Résultat : non, leur système digestif n’est pas cubique mais il présente des particularités par rapport à un intestin de cochon.
Une question d’élasticité
Les chercheurs ont comparé l’élasticité des intestins des wombats avec ceux des cochons. Pour ce faire, ils ont gonflé les intestins avec un très long ballon. Alors que l’intestin de cochon s’est révélé uniformément élastique, celui du wombat comportait des sections différenciées avec des variations notables de pression de la paroi intestinale dans les derniers 8 % de l’intestin, là où les selles sont asséchées et prennent leur forme de cube d’environ 2cm de côté. Les chercheurs expliquent « que la pression intestinale varie de 20 % au niveau des coins du cube à 75 % sur les arêtes », précisant que l’intestin s’étend préférentiellement sur ce qui deviendra les parois des cubes d’excrément.
Ces travaux, non seulement éclairent les raisons de la forme unique des selles des wombat mais pourraient aussi ouvrir un nouveau champ de recherches technologiques.
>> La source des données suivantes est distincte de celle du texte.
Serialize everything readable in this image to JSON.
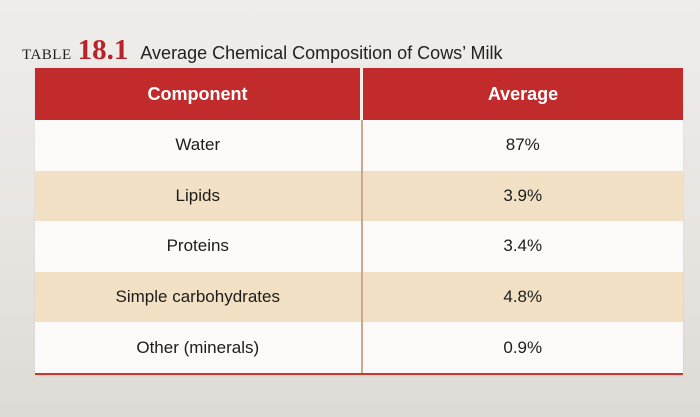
{
  "caption": {
    "label": "TABLE",
    "number": "18.1",
    "title": "Average Chemical Composition of Cows’ Milk"
  },
  "table": {
    "headers": [
      "Component",
      "Average"
    ],
    "rows": [
      {
        "component": "Water",
        "average": "87%"
      },
      {
        "component": "Lipids",
        "average": "3.9%"
      },
      {
        "component": "Proteins",
        "average": "3.4%"
      },
      {
        "component": "Simple carbohydrates",
        "average": "4.8%"
      },
      {
        "component": "Other (minerals)",
        "average": "0.9%"
      }
    ]
  },
  "colors": {
    "header_red": "#c12b2b",
    "row_tan": "#f2e0c4",
    "row_white": "#fbfaf8"
  }
}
En effet, précisent les chercheurs, les objets de formes cubiques sont aujourd’hui fabriqués par extrusion et coupe ou par moulage, les intestins des wombats montrent que l’on peut fabriquer des objets cubiques, ou asymétriques à partir de tissus mous. Reste juste à trouver des applications…
Sophie Hoguin
*Parodie des prix Nobel récompensant les recherches scientifiques les plus insolites.